A household survey that sought to measure the nation’s high school completion rate for the first time found that it was just 58.1 percent in early 2021.
The survey described the figure as the “percentage of children aged 3-5 years above the intended age for the last grade who have completed that grade.”
The completion rate among Vietnamese students was lowest at the high school level, compared to the secondary (86.8 percent) and primary (98.3 percent) levels, according to the Vietnam Sustainable Development Goals (SDGs) on Children and Women Survey 2020-2021.
The survey, carried out by the General Statistics Office and UNICEF between late 2020 and early 2021, polled more than 14,000 households across the country.
It found that the high school completion was highest in the Red River Delta at 76.5 percent and lowest in the Central Highlands at 31 percent. The proportions of other regions were: 64.6 percent in the north central region and central coast, 60.8 percent in the southeast region that includes HCMC, 43.1 percent in the Mekong Delta, and 41.7 percent in the northern midland and mountainous area.
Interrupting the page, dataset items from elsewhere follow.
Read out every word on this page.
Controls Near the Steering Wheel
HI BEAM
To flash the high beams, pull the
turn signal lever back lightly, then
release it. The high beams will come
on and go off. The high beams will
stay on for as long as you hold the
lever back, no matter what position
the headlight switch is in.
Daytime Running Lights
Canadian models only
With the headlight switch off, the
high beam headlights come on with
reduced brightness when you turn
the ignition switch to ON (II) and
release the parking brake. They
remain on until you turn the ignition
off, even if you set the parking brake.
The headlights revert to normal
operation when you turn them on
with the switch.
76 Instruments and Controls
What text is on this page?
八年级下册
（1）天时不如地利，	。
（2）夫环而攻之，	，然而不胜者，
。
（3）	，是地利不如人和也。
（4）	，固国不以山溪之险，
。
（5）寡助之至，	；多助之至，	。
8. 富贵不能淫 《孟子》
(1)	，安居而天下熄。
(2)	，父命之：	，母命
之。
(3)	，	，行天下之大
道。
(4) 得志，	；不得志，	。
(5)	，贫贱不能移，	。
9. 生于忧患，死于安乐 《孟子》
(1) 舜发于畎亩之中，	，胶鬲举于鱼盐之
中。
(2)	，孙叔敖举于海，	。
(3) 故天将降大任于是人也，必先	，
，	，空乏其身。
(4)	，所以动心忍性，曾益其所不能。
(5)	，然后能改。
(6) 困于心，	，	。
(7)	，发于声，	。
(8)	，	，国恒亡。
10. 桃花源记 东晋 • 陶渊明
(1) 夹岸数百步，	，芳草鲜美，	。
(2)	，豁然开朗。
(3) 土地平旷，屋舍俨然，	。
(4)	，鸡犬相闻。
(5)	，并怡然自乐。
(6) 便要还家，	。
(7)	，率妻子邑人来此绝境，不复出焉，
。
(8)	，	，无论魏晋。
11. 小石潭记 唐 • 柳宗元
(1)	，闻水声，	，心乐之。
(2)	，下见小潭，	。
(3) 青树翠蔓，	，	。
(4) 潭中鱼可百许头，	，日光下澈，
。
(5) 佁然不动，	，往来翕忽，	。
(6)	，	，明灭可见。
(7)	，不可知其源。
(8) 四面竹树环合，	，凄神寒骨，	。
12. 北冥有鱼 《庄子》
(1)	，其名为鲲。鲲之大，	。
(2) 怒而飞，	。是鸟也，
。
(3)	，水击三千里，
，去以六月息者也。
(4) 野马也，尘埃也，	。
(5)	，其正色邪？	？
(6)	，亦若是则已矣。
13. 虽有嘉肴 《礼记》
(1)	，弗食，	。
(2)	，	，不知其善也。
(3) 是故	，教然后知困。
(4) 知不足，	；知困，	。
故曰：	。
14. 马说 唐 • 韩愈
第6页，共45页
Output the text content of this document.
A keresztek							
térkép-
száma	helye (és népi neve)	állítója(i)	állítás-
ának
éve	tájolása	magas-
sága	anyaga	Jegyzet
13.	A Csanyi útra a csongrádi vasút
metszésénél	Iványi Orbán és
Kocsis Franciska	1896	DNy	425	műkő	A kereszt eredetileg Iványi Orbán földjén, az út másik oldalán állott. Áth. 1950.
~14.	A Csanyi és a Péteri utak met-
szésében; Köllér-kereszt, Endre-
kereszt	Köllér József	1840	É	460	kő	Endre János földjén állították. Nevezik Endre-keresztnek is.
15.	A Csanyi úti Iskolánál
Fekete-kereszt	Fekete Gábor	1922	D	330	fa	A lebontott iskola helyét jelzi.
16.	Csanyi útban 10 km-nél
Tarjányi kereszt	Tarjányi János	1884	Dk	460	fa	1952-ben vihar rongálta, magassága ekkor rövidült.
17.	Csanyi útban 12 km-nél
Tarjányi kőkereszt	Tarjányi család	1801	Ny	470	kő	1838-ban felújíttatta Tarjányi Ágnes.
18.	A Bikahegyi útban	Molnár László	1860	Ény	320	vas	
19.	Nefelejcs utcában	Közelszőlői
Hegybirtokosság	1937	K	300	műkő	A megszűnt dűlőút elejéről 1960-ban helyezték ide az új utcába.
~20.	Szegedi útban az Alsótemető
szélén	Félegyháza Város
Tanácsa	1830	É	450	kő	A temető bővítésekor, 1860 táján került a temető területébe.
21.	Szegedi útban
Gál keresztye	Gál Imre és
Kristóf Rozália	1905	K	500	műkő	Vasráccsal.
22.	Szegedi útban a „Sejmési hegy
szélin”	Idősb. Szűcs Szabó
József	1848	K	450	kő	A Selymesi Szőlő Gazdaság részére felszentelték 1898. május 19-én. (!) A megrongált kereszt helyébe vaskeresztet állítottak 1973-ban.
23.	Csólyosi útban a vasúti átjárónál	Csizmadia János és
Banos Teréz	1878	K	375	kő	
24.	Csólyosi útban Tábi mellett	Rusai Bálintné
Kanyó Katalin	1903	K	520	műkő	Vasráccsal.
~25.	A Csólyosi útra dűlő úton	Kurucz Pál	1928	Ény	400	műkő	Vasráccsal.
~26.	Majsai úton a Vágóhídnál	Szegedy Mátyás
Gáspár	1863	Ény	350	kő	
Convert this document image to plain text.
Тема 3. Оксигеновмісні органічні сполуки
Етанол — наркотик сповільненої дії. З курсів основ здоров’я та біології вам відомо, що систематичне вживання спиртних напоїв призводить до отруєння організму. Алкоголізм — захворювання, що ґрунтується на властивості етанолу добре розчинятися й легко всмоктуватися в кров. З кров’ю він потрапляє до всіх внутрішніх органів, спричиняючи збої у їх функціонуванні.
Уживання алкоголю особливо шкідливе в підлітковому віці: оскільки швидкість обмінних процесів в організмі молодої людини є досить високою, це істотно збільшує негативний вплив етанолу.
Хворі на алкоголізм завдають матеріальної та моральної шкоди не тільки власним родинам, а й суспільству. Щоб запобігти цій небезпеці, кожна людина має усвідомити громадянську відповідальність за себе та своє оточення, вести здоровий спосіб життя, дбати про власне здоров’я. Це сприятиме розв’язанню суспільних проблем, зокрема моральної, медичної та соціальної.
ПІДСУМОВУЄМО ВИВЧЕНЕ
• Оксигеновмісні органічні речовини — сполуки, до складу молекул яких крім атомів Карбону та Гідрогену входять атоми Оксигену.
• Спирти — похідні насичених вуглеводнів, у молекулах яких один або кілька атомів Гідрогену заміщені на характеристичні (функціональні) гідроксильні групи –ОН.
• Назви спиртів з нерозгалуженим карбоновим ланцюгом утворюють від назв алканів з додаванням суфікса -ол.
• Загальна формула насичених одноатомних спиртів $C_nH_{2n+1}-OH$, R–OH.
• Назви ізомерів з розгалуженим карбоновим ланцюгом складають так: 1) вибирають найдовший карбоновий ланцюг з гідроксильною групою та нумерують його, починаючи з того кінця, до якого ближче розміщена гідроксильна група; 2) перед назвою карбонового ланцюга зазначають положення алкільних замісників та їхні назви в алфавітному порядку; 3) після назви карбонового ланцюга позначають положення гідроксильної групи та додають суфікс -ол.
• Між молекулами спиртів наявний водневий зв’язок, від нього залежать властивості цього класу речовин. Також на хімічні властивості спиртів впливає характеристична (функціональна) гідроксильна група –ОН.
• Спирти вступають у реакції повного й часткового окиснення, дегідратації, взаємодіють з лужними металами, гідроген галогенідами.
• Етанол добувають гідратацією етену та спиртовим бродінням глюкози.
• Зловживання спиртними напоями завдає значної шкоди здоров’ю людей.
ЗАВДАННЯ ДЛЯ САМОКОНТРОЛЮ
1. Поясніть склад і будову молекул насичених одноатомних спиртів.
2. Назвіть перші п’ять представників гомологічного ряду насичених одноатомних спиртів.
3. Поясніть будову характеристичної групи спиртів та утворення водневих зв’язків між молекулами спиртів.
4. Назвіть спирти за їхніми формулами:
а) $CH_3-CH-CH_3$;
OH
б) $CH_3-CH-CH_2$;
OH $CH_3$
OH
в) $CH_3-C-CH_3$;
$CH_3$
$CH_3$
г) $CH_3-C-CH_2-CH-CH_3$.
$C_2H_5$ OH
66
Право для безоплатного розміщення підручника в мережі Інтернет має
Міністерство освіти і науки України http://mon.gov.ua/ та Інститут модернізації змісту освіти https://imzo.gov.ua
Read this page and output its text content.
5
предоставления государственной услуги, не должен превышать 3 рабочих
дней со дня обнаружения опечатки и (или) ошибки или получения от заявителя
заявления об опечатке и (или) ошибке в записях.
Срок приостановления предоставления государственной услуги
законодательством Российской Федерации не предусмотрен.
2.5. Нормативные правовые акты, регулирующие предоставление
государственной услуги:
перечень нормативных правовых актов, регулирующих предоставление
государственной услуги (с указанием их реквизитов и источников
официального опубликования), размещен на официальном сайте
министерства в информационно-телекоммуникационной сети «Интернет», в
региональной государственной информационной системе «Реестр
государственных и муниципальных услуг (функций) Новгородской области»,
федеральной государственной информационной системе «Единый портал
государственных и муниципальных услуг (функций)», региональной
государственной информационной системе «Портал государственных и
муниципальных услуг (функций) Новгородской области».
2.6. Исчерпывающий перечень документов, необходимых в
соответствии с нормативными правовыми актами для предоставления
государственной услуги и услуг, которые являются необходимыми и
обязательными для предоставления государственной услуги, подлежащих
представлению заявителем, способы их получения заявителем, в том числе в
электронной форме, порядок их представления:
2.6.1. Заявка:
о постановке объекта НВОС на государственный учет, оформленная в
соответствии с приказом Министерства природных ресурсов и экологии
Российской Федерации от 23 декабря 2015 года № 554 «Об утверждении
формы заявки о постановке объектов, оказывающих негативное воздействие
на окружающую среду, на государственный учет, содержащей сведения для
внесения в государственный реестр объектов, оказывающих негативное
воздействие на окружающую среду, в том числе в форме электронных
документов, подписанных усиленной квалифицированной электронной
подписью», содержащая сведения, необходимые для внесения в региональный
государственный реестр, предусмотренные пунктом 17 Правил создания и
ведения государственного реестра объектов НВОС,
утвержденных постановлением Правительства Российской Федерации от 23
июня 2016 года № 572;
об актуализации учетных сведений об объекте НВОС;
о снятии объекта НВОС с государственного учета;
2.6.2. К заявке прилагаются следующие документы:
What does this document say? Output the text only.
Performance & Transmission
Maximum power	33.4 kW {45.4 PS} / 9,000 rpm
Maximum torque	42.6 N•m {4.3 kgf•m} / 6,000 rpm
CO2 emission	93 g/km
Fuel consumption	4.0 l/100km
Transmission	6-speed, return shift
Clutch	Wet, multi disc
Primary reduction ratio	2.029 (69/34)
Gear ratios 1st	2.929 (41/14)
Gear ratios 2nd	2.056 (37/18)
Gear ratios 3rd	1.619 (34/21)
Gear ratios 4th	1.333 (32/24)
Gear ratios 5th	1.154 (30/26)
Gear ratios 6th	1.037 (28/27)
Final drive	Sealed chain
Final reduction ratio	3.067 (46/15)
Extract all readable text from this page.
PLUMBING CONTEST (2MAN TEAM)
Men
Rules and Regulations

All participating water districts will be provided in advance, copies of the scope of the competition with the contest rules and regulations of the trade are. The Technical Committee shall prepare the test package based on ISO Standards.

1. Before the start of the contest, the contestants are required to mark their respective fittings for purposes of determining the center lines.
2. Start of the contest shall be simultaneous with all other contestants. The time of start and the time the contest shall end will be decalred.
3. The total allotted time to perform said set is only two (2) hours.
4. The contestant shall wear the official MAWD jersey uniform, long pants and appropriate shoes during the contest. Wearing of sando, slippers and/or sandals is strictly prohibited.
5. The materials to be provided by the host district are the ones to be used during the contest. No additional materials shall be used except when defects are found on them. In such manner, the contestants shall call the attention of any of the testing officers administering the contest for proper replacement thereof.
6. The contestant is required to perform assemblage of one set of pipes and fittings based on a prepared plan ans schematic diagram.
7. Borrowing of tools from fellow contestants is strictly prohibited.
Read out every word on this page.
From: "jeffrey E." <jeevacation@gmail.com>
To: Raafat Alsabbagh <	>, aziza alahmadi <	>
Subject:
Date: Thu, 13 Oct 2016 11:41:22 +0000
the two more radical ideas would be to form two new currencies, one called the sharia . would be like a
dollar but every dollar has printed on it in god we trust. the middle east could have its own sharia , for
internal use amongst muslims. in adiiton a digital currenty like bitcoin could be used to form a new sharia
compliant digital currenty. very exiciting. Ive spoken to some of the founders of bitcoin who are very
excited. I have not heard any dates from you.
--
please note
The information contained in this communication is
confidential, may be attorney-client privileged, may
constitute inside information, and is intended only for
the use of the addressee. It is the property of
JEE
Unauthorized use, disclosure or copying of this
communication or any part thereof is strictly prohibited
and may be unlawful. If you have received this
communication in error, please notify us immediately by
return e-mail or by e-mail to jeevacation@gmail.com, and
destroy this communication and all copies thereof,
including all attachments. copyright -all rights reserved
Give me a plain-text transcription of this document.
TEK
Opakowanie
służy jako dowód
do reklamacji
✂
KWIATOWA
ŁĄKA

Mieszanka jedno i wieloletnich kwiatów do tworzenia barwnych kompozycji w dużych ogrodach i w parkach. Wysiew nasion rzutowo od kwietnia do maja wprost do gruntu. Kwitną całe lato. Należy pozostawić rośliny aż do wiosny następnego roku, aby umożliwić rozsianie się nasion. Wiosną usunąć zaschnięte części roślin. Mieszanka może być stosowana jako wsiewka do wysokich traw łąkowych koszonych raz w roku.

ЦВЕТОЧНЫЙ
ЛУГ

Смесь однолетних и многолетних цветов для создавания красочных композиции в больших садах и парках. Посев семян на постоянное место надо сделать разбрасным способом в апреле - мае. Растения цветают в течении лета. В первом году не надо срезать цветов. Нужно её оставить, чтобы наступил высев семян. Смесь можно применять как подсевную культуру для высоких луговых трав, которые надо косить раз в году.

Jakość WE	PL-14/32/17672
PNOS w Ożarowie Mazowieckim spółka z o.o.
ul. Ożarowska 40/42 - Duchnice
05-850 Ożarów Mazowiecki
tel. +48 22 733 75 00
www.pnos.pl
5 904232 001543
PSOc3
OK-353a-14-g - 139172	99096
A high school student in Hanoi, December 2021. Photo by VnExpress/Giang Huy
Nguyen Quynh Trang, Planning, Monitoring and Evaluation Specialist, UNICEF, told VnExpress International that it was the first time Vietnam and its partners have surveyed the graduation completion rate for high school students.
It was being done because Vietnam is obliged to measure it according to international standards for all countries that have to achieve their SDGs by 2030, he explained.
Vietnam has targeted universalizing education until the secondary level and not higher because of budgetary constraints, he added.
This indicator (high school completion rate) will be continuously surveyed from now until 2030.
Researchers said the completion rates at high school and secondary school levels were directly proportional to households’ living standards and the academic levels of mothers. Children of families with better financial status and educated mothers were more likely to fully complete their education programs than others.
Nguyen clarified that the 2021 report assessment is probabilistic. The team has not explored the reason for the low graduation completion rate, because it was a statistical survey.
“It provides a base for us to investigate the causes in the future surveys,” he said.
Rana Flowers, UNICEF representative to Vietnam, said that with just eight years remaining to achieve the goals (2030), the data generated through this survey provided critical and timely signposts, guiding related parties to direct focus, invest resources, and scale-up efforts to address those areas where Vietnam was falling behind and at risk of not achieving its ambitious targets.
UNICEF has recommended that the GSO works with ministries to include the SDGs on children and women survey in the National List of Surveys of the Vietnamese government.
“As a middle-income country, a sustainable plan that ensures the availability of quality data on children and women for accountability and evidence-based policy making is essential,” said Flowers.